Knochen »kosten« etwas. Es braucht die passenden Substanzen, von denen einige auch verstoffwechselt werden könnten. Starke Knochen sind daher nur evolutionär vorteilhaft, wenn sie benötigt werden. Andernfalls sind sie Ressourcenverschwendung und evolutionär ein Nachteil. Dazu kommen noch individuelle, durch die Lebensweise bedingte Effekte. Knochen wachsen da, wo sie belastet werden. Drum haben Bauern und Bauarbeiter andere Hände als Pianisten und Schriftsteller. Rainer Z ... 18:45, 24. Dez. 2014 (CET)

aut idem-Verschreibung bei Sildenafil-Präparaten nicht möglich?[Bearbeiten]

Mein Hausarzt sagte mir heute, er müsse mir ein konkretes Präparat von seiner Liste der zugelassenen verschreiben; es sei nicht möglich - wie ich das sonst kenne - dass im Endeffekt nur der Wirkstoff mit Dosis verschrieben wird und dann die Apotheke ggf. ein günstiges Generikum raussuchen kann. Stimmt das, gibt es also für PDE-5-Hemmer besondere Einschränkungen bezüglich aut-idem-Verschreibungen? --77.8.112.81 23:07, 23. Dez. 2014 (CET)

Der ist wohl von einem bestimmten Hersteller provisioniert. --92.107.198.114 23:38, 23. Dez. 2014 (CET)
Das hat eher mit dem Arzneimittel-Rabattvertrag zu tun. -- Ian Dury Hit me  00:34, 24. Dez. 2014 (CET)
Aber die werden doch ohnehin nicht von der Krankenkasse bezahlt, oder?--80.129.182.220 14:16, 24. Dez. 2014 (CET)

24. Dezember 2014[Bearbeiten]

Papstrede[Bearbeiten]

Weiß jemand, ob die Papstrede vom 22.Dezember an die Kurie ("spirituelles Alzheimer") im Internet auf deutsch erhältlich ist? Auf der Vatikan-Seite finde ich sie nur italienisch. --84.135.154.217 00:53, 24. Dez. 2014 (CET)

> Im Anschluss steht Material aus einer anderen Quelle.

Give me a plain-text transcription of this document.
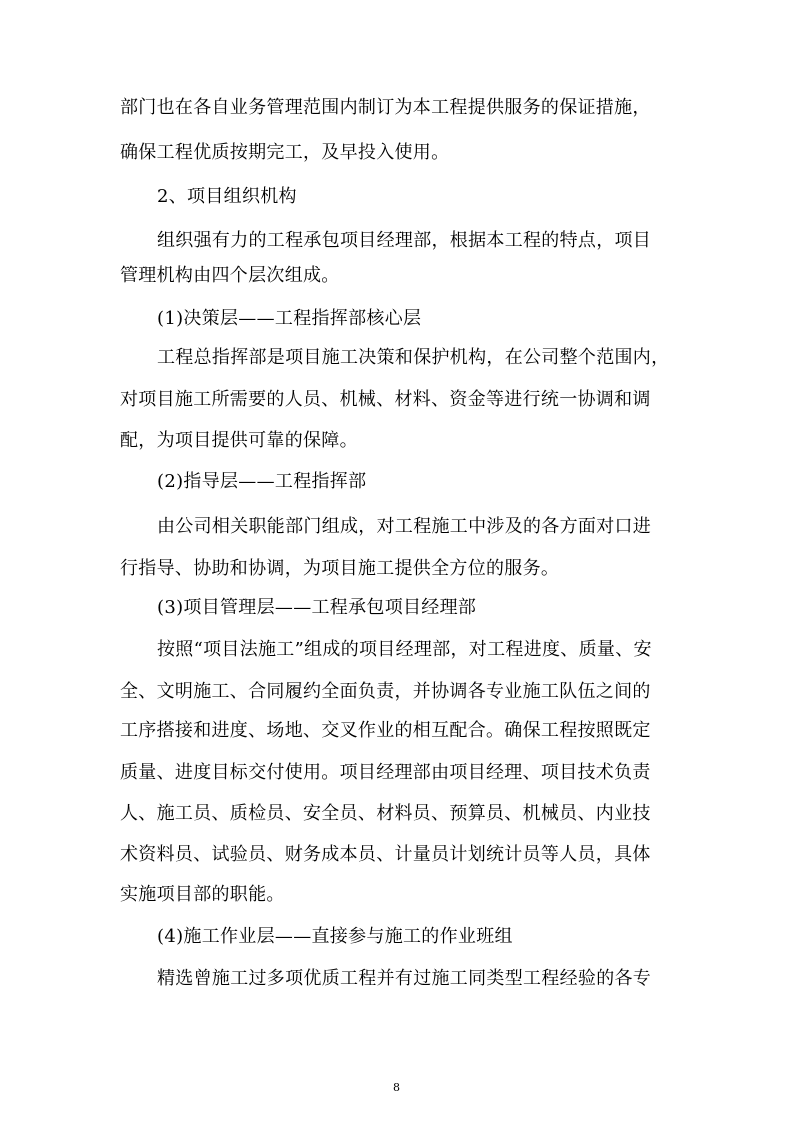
部门也在各自业务管理范围内制订为本工程提供服务的保证措施，
确保工程优质按期完工，及早投入使用。
2、项目组织机构
组织强有力的工程承包项目经理部，根据本工程的特点，项目
管理机构由四个层次组成。
(1)决策层——工程指挥部核心层
工程总指挥部是项目施工决策和保护机构，在公司整个范围内，
对项目施工所需要的人员、机械、材料、资金等进行统一协调和调
配，为项目提供可靠的保障。
(2)指导层——工程指挥部
由公司相关职能部门组成，对工程施工中涉及的各方面对口进
行指导、协助和协调，为项目施工提供全方位的服务。
(3)项目管理层——工程承包项目经理部
按照“项目法施工”组成的项目经理部，对工程进度、质量、安
全、文明施工、合同履约全面负责，并协调各专业施工队伍之间的
工序搭接和进度、场地、交叉作业的相互配合。确保工程按照既定
质量、进度目标交付使用。项目经理部由项目经理、项目技术负责
人、施工员、质检员、安全员、材料员、预算员、机械员、内业技
术资料员、试验员、财务成本员、计量员计划统计员等人员，具体
实施项目部的职能。
(4)施工作业层——直接参与施工的作业班组
精选曾施工过多项优质工程并有过施工同类型工程经验的各专
8
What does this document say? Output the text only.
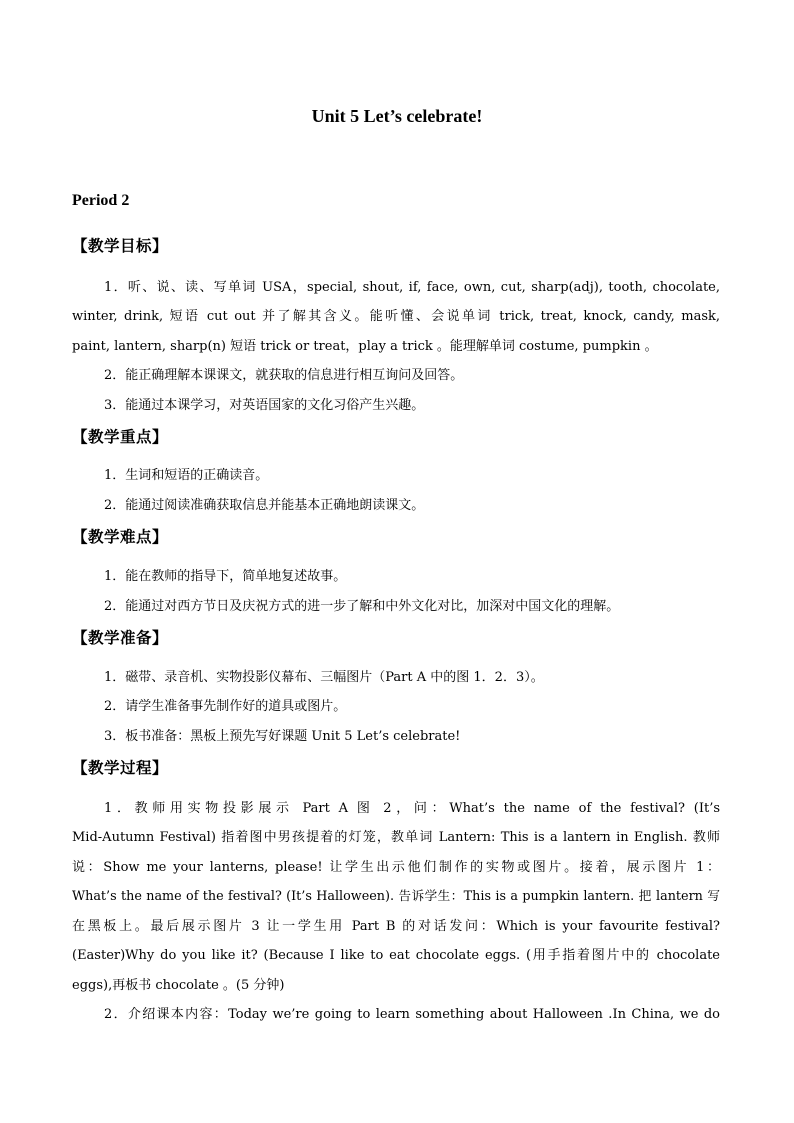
Unit 5 Let’s celebrate!
Period 2
【教学目标】
1．听、说、读、写单词 USA，special, shout, if, face, own, cut, sharp(adj), tooth, chocolate,
winter, drink, 短语 cut out 并了解其含义。能听懂、会说单词 trick, treat, knock, candy, mask,
paint, lantern, sharp(n) 短语 trick or treat，play a trick 。能理解单词 costume, pumpkin 。
2．能正确理解本课课文，就获取的信息进行相互询问及回答。
3．能通过本课学习，对英语国家的文化习俗产生兴趣。
【教学重点】
1．生词和短语的正确读音。
2．能通过阅读准确获取信息并能基本正确地朗读课文。
【教学难点】
1．能在教师的指导下，简单地复述故事。
2．能通过对西方节日及庆祝方式的进一步了解和中外文化对比，加深对中国文化的理解。
【教学准备】
1．磁带、录音机、实物投影仪幕布、三幅图片（Part A 中的图 1．2．3）。
2．请学生准备事先制作好的道具或图片。
3．板书准备：黑板上预先写好课题 Unit 5 Let’s celebrate!
【教学过程】
1．教师用实物投影展示 Part A 图 2，问：What’s the name of the festival? (It’s
Mid-Autumn Festival) 指着图中男孩提着的灯笼，教单词 Lantern: This is a lantern in English. 教师
说：Show me your lanterns, please! 让学生出示他们制作的实物或图片。接着，展示图片 1：
What’s the name of the festival? (It’s Halloween). 告诉学生：This is a pumpkin lantern. 把 lantern 写
在黑板上。最后展示图片 3 让一学生用 Part B 的对话发问：Which is your favourite festival?
(Easter)Why do you like it? (Because I like to eat chocolate eggs. (用手指着图片中的 chocolate
eggs),再板书 chocolate 。(5 分钟)
2．介绍课本内容：Today we’re going to learn something about Halloween .In China, we do
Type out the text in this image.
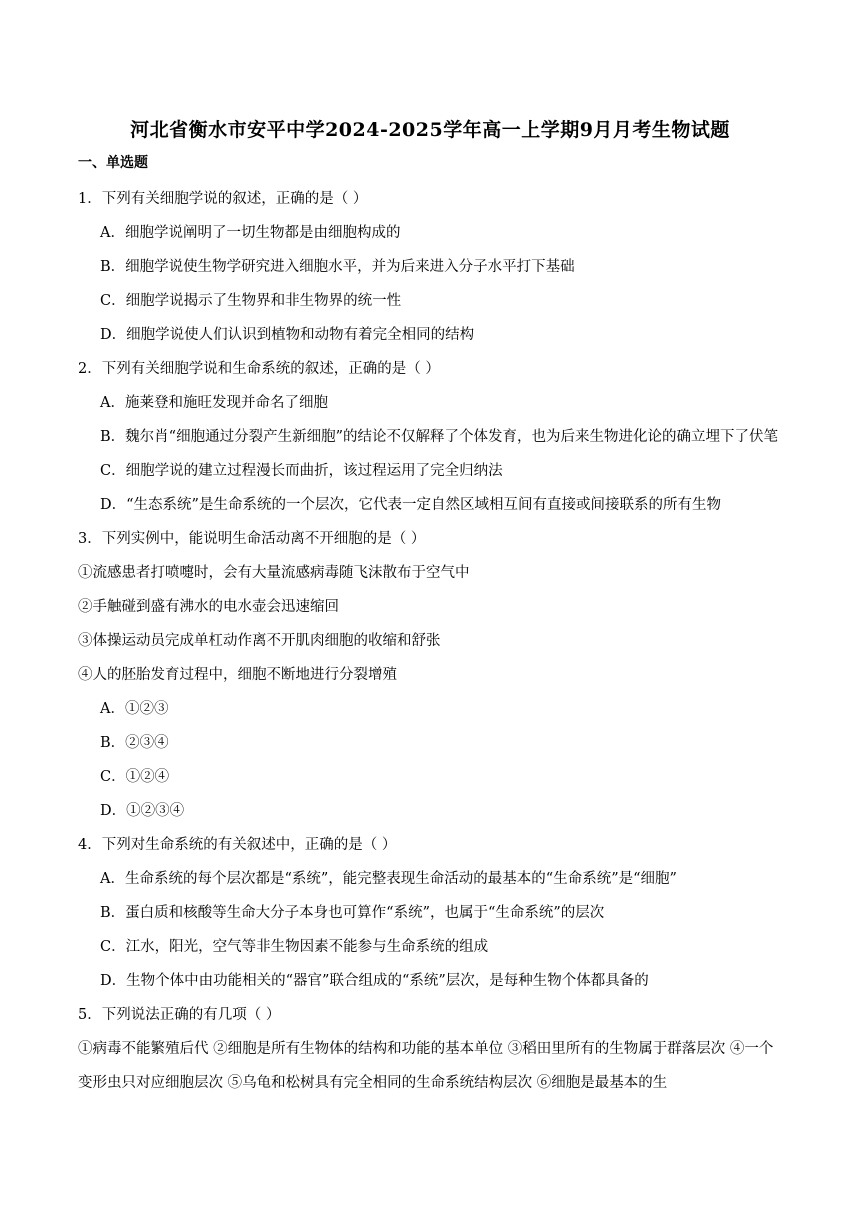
河北省衡水市安平中学2024-2025学年高一上学期9月月考生物试题
一、单选题
1．下列有关细胞学说的叙述，正确的是（ ）
A．细胞学说阐明了一切生物都是由细胞构成的
B．细胞学说使生物学研究进入细胞水平，并为后来进入分子水平打下基础
C．细胞学说揭示了生物界和非生物界的统一性
D．细胞学说使人们认识到植物和动物有着完全相同的结构
2．下列有关细胞学说和生命系统的叙述，正确的是（ ）
A．施莱登和施旺发现并命名了细胞
B．魏尔肖“细胞通过分裂产生新细胞”的结论不仅解释了个体发育，也为后来生物进化论的确立埋下了伏笔
C．细胞学说的建立过程漫长而曲折，该过程运用了完全归纳法
D．“生态系统”是生命系统的一个层次，它代表一定自然区域相互间有直接或间接联系的所有生物
3．下列实例中，能说明生命活动离不开细胞的是（ ）
①流感患者打喷嚏时，会有大量流感病毒随飞沫散布于空气中
②手触碰到盛有沸水的电水壶会迅速缩回
③体操运动员完成单杠动作离不开肌肉细胞的收缩和舒张
④人的胚胎发育过程中，细胞不断地进行分裂增殖
A．①②③
B．②③④
C．①②④
D．①②③④
4．下列对生命系统的有关叙述中，正确的是（ ）
A．生命系统的每个层次都是“系统”，能完整表现生命活动的最基本的“生命系统”是“细胞”
B．蛋白质和核酸等生命大分子本身也可算作“系统”，也属于“生命系统”的层次
C．江水，阳光，空气等非生物因素不能参与生命系统的组成
D．生物个体中由功能相关的“器官”联合组成的“系统”层次，是每种生物个体都具备的
5．下列说法正确的有几项（ ）
①病毒不能繁殖后代 ②细胞是所有生物体的结构和功能的基本单位 ③稻田里所有的生物属于群落层次 ④一个变形虫只对应细胞层次 ⑤乌龟和松树具有完全相同的生命系统结构层次 ⑥细胞是最基本的生
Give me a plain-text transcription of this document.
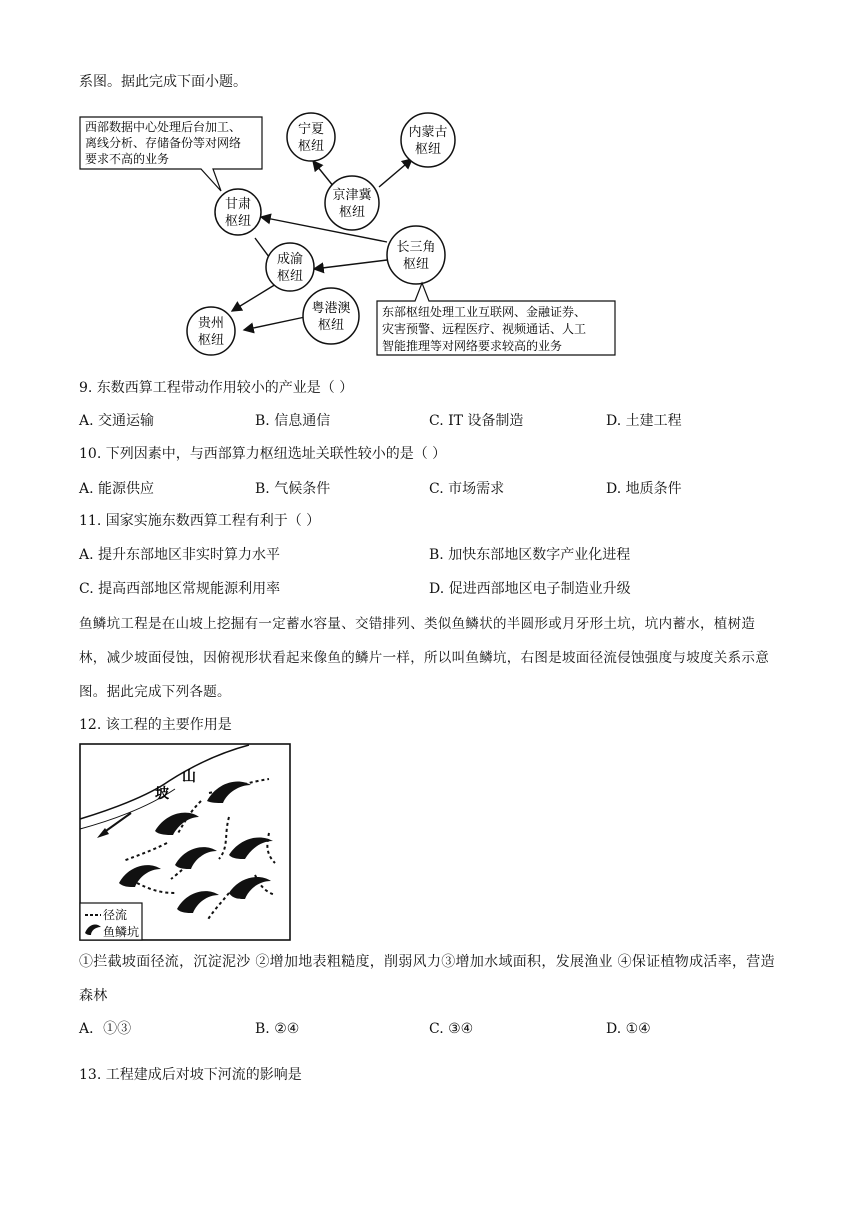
系图。据此完成下面小题。
西部数据中心处理后台加工、
离线分析、存储备份等对网络
要求不高的业务
宁夏
枢纽
内蒙古
枢纽
京津冀
枢纽
甘肃
枢纽
长三角
枢纽
成渝
枢纽
粤港澳
枢纽
贵州
枢纽
东部枢纽处理工业互联网、金融证券、
灾害预警、远程医疗、视频通话、人工
智能推理等对网络要求较高的业务
9. 东数西算工程带动作用较小的产业是（ ）
A. 交通运输	B. 信息通信	C. IT 设备制造	D. 土建工程
10. 下列因素中，与西部算力枢纽选址关联性较小的是（ ）
A. 能源供应	B. 气候条件	C. 市场需求	D. 地质条件
11. 国家实施东数西算工程有利于（ ）
A. 提升东部地区非实时算力水平	B. 加快东部地区数字产业化进程
C. 提高西部地区常规能源利用率	D. 促进西部地区电子制造业升级
鱼鳞坑工程是在山坡上挖掘有一定蓄水容量、交错排列、类似鱼鳞状的半圆形或月牙形土坑，坑内蓄水，植树造林，减少坡面侵蚀，因俯视形状看起来像鱼的鳞片一样，所以叫鱼鳞坑，右图是坡面径流侵蚀强度与坡度关系示意图。据此完成下列各题。
12. 该工程的主要作用是
坡
山
径流
鱼鳞坑
①拦截坡面径流，沉淀泥沙 ②增加地表粗糙度，削弱风力③增加水域面积，发展渔业 ④保证植物成活率，营造森林
A．①③	B. ②④	C. ③④	D. ①④
13. 工程建成后对坡下河流的影响是
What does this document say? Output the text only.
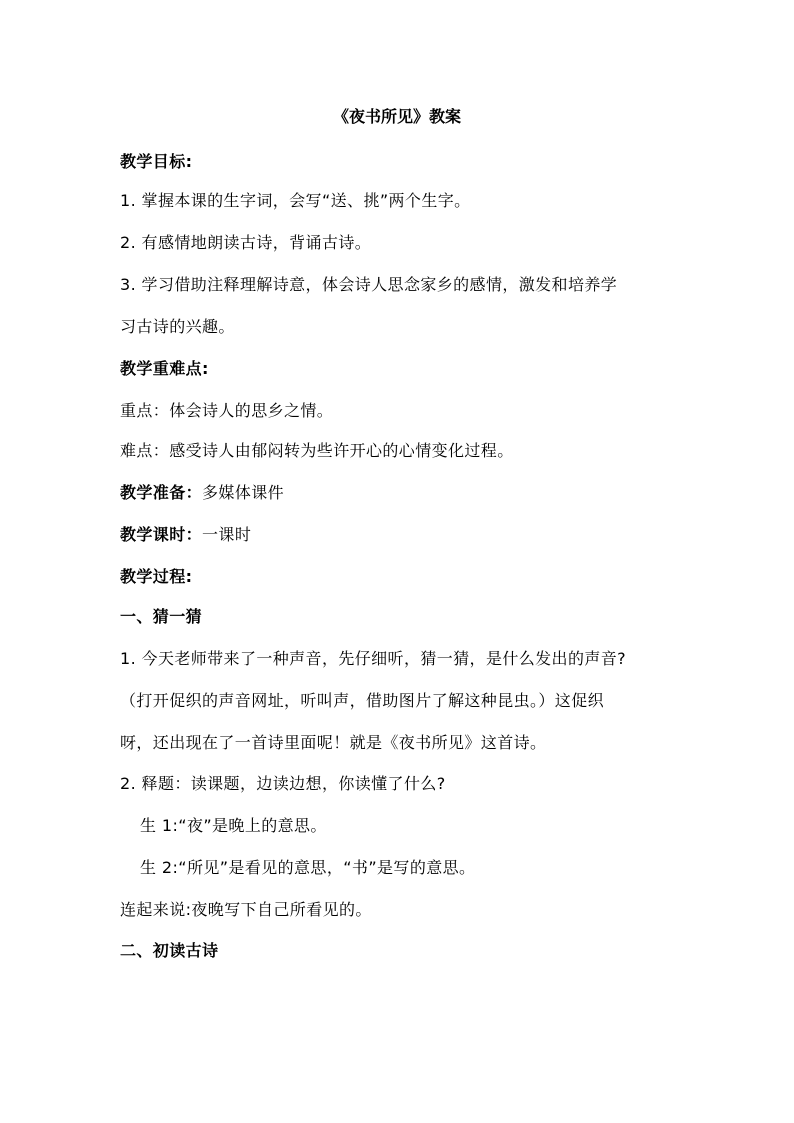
《夜书所见》教案
教学目标:
1. 掌握本课的生字词，会写“送、挑”两个生字。
2. 有感情地朗读古诗，背诵古诗。
3. 学习借助注释理解诗意，体会诗人思念家乡的感情，激发和培养学
习古诗的兴趣。
教学重难点:
重点：体会诗人的思乡之情。
难点：感受诗人由郁闷转为些许开心的心情变化过程。
教学准备：多媒体课件
教学课时：一课时
教学过程:
一、猜一猜
1. 今天老师带来了一种声音，先仔细听，猜一猜，是什么发出的声音?
（打开促织的声音网址，听叫声，借助图片了解这种昆虫。）这促织
呀，还出现在了一首诗里面呢！就是《夜书所见》这首诗。
2. 释题：读课题，边读边想，你读懂了什么?
生 1:“夜”是晚上的意思。
生 2:“所见”是看见的意思，“书”是写的意思。
连起来说:夜晚写下自己所看见的。
二、初读古诗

Er hat sie ja auch Italienisch (Latein?) gehalten und das ist eher das Original. Eine deutsche Übersetzung ist vielleicht schon in Arbeit, aber das wird doch von vielen (Deutschen) Interessengruppen gefiltert und modifiziert. Da ist es fast besser den Goggle Translater zu nehmen.--88.130.202.160 06:47, 24. Dez. 2014 (CET)
Da auf englisch bei Radio Vatikan. Gibts vermutlich auch auf de.--Advanceddeepspacepropeller (Diskussion) 07:30, 24. Dez. 2014 (CET)
hier eine "Arbeitsübersetzung" ..... --Advanceddeepspacepropeller (Diskussion) 07:35, 24. Dez. 2014 (CET)
Danke für den Hinweis ... allerdings: Punkt 8 (Stichwort "Schizophrene Existenz") findet sich doppelt in der "Arbeitsübersetzung", dafür fehlt Punkt 9. Mfg,GregorHelms (Diskussion) 07:49, 24. Dez. 2014 (CET)
Man lese die 15 Krankheiten - und stelle sich vor, er spräche von Wikipedia.... Punktlandung! Mit dieser Rede ist F1 (fast) in der realen Welt angekommen! Da darf man schon mal begeistert sein. GEEZER… nil nisi bene 08:41, 24. Dez. 2014 (CET)

Ich habe da eine Frage zu Punkt 14 der Krankheiten. Sprach der Papst wirklich von einen Krebs„geschwür“ oder konnte da der Übersetzer Geschwür und Geschwulst nicht auseinanderhalten? --Rôtkæppchen₆₈ 11:55, 24. Dez. 2014 (CET)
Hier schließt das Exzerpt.